From Wislawa Szymborska's "Dreams" published in Here.
She asked him, What
is the scent of snow?
He replied.
Soft, cold, blue.
And she asked if blue
could be a scent.
He answered,
Moss, tundra,
clean earth and lichen.
The scent of snow is calm,
An absence of scent that
illuminates, so that any
warm life smells so rich.
My mom sends me photos of snow back home, and I swear, I SWEAR; I can smell it. It is so fresh, so new. Held in unrepeating fractals, turning slightly sour when mixed with human scent. The smell of snow breaking down in the heat of living things.
I am lucky. My mind is visual in memory, personality, and pursuit. If my hands had eyes, I would be an artist, indeed. But alas. Writing is how my mind makes art.
Anyway, night after night, I slip into sleep, watching the movie of my life,
The last images to arrive, the deepest sanctuary of the mind, are those of me hiking across America alone, a trip years ago. The harmony of body and nature. Each root, step, rock for rest, and curious bird remembered. Each paw's weight is on the earth at night. It was the most formidable doing of my life, and I find refuge in the me who did it.

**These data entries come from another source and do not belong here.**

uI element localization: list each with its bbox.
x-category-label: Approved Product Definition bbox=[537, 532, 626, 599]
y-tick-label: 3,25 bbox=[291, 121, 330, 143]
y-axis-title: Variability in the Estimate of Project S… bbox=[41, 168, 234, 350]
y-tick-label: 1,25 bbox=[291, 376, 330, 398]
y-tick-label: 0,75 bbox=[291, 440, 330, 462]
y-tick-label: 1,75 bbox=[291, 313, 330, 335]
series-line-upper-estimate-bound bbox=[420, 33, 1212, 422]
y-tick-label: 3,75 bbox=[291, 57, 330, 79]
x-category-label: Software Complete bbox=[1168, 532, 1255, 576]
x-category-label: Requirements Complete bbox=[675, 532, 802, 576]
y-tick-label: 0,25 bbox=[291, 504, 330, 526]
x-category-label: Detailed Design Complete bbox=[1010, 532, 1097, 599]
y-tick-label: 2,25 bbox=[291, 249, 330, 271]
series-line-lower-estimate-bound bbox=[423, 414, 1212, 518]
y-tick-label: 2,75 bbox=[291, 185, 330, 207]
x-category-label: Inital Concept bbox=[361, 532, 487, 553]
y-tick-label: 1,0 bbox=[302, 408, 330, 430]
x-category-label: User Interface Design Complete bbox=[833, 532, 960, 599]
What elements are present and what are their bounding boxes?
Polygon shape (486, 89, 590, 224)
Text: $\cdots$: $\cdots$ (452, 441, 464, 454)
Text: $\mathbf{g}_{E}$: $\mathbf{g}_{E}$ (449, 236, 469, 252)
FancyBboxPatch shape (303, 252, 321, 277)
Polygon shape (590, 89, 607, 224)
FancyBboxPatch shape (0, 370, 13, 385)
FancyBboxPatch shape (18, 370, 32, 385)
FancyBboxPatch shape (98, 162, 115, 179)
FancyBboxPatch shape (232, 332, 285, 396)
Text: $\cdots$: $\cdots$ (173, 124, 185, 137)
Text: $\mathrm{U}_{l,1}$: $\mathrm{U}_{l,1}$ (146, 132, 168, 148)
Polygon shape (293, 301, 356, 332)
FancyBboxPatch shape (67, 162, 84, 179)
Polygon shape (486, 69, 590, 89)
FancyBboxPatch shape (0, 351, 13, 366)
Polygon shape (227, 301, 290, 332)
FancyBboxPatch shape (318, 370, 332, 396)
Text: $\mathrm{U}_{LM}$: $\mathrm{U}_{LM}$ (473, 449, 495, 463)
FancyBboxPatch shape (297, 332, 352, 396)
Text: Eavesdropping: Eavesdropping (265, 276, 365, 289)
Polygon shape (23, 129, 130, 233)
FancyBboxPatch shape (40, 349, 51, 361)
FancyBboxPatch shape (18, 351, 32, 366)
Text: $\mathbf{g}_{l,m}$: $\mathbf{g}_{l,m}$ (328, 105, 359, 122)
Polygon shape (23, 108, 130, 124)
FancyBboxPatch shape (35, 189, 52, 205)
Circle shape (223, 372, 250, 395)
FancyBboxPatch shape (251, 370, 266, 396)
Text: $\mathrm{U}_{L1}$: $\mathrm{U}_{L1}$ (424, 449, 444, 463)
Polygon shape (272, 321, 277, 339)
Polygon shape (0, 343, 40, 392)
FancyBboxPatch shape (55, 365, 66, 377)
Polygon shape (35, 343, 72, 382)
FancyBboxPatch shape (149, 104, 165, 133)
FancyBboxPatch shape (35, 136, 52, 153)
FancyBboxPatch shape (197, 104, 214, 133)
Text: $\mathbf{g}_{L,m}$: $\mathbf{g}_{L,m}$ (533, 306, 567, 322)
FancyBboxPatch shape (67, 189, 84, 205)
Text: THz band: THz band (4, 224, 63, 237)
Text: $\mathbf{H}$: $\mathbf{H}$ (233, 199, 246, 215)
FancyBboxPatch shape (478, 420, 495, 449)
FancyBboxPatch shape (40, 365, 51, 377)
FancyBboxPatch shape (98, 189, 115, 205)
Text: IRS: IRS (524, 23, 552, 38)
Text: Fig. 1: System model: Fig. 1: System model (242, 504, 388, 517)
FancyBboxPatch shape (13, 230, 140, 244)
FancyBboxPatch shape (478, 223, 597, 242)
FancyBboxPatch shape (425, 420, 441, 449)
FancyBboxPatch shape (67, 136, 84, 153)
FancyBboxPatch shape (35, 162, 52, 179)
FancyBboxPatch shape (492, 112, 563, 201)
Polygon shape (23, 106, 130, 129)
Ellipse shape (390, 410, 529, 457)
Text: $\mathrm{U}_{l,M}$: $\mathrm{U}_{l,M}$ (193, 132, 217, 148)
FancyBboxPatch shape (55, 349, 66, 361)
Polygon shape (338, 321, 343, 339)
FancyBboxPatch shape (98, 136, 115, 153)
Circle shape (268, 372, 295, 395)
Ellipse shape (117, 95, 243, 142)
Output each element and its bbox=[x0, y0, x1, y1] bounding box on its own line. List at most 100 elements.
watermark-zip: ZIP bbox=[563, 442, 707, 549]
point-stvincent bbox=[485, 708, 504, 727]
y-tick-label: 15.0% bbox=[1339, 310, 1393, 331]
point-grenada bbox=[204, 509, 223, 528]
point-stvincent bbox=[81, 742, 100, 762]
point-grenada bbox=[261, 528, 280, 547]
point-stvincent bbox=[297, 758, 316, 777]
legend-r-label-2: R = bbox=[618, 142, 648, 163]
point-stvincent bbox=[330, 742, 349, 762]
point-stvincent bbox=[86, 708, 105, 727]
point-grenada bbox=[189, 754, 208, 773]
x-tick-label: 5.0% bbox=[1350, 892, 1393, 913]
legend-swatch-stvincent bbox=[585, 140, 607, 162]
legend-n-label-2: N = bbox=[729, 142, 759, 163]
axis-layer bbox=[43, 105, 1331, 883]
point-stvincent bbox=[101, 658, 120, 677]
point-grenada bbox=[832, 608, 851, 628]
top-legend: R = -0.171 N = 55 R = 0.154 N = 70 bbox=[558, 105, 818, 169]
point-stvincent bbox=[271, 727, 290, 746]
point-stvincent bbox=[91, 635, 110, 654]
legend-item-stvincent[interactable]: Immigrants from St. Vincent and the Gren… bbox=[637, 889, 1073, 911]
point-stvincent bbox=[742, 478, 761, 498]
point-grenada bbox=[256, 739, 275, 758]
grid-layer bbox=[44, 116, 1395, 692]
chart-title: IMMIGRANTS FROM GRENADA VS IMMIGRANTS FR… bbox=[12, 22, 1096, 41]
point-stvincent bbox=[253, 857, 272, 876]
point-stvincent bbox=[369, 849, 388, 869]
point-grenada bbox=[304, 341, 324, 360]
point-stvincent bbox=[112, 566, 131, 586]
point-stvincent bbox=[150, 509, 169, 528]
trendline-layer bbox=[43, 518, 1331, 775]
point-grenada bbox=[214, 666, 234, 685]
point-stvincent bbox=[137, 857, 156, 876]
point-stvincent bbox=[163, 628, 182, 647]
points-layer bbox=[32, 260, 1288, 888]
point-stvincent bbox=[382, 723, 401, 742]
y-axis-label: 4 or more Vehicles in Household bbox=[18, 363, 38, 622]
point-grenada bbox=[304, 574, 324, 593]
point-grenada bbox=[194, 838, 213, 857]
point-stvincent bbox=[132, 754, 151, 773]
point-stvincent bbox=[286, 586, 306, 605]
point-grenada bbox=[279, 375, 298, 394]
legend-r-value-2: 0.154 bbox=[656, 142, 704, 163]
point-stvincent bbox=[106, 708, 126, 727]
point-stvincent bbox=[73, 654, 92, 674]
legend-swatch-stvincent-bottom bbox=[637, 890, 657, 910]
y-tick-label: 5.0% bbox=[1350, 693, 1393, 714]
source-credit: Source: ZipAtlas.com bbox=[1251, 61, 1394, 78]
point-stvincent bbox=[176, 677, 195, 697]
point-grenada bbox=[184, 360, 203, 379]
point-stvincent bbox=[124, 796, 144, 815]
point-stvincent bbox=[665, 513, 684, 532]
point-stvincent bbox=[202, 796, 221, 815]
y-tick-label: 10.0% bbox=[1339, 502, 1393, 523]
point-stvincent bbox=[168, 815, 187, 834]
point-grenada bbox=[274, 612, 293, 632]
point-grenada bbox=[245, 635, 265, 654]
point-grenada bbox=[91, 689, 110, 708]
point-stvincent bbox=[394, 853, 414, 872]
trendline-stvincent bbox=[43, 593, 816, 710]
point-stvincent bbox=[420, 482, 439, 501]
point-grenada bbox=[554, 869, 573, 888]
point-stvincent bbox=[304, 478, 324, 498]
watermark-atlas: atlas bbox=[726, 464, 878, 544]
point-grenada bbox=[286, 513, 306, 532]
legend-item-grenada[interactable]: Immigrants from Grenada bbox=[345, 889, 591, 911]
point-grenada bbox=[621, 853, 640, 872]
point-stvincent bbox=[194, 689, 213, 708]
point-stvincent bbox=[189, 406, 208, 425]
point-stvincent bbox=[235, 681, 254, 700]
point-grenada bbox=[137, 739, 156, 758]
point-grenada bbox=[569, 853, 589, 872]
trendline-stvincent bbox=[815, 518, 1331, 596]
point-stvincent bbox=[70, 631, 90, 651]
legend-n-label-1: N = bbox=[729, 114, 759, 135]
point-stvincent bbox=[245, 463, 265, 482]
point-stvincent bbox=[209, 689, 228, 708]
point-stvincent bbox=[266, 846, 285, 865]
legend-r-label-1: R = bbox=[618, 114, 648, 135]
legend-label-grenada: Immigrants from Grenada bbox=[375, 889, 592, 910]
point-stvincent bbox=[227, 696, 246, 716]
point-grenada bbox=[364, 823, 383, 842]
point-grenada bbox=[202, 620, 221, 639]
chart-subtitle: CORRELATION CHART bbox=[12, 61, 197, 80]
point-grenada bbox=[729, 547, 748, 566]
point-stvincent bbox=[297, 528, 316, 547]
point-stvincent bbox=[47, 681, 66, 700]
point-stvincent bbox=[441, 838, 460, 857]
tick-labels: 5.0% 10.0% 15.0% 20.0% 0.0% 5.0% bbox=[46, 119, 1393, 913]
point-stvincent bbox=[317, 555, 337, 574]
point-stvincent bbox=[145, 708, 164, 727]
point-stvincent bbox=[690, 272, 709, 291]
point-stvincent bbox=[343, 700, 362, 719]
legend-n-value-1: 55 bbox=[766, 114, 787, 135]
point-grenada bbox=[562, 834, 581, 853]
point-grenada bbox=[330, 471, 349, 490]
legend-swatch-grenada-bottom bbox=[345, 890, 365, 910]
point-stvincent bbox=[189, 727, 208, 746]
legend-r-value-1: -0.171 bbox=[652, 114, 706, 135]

Curled close in the curves of creatures,
she rests now. Warm.
Safe.
Unwinding is a book for our exhausted, overwhelmed consciousness. We are just so awake. I mean that in a non-political sense. We long to be safe, secure, control of our lives, and we are not. We are so fearful and angry (the words are not enough).
Let this book give you the refuge of your most loved self.
Other stories to drink before bed: Mary Oliver's melodies to the loves of her life, and the extant body of work that is Wendell Berry's poetry, Robert Macfarlane's search for wild places of the heart, Emma Mitchell's sojourn into nature and out of depression, a trip taken daily or Rachel Carson's generous observation of the natural world and all its splendor.
Unwind yourself into this book, and it will hold you fast. Firm. Safe. Into and beyond the dreamy, wild twilight.